Bu Blogda Ara

23 Ocak 2009

Yağmur vs. Güneş Dance

Havaya çıktı bugün bir güneş
Yok mu haytta bana bir eş
Keşke otobüsler olabilse beleş
Ben de olmazdım bir çilekeş


Kış yazdan borç almaya devam ediyor, ama dikkat etmeli, vade büyürse ödeme güçleşir bilirsiniz :-)
SAbah bir müşteriye giderrken oturdu bu kez, bu aralar ilhamlar beni bırakmıyor nedense, ama iyi ki de bırakmıyor.
Geçen akşamki kabuslu geceden sonra güzel bir hikaye çıkartmaya çalışıyorum, belki bir gün bu hikayeyi filme de çekerim bakarsınız, belli mi olur?

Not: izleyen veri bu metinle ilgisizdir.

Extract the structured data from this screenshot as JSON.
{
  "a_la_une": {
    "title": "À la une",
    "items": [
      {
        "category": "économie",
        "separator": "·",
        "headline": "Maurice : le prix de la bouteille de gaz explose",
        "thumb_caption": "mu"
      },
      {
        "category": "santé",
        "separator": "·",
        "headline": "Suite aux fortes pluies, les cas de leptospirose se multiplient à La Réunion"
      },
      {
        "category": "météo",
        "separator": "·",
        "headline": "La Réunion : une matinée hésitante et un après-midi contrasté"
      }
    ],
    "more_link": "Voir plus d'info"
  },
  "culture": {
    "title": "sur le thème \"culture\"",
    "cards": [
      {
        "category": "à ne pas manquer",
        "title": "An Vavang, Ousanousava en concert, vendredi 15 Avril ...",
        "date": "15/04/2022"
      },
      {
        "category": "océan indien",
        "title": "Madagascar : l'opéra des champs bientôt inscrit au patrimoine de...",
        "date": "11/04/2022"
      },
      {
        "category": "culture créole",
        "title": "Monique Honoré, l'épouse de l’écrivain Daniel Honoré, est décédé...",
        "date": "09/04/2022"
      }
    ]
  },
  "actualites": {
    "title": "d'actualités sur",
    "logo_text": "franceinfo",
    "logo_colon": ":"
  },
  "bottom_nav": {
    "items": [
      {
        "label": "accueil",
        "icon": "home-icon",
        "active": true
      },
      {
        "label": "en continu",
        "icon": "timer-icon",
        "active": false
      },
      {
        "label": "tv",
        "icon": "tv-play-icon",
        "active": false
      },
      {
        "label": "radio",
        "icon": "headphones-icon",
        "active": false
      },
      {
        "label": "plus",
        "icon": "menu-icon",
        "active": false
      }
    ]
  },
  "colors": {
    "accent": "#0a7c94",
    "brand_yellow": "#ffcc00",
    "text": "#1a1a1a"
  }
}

Zaten hayattaki istediğim şeylerden biri de budur, kendi filmimi çekmek ...

Gülümse güneşe seni ısıtsın
Sabahliyin tüm perdelerin açılsın
Bulutların altından yağmur yağmasın
Yağarsa yollardaki ağaçlar ıslansın


Ben böyle düşünür ve yazarken gökten bir yağmur patladı ki, rahmet gökten boşanmak için dava açsa bu kadar yayagara kopartmaz :-)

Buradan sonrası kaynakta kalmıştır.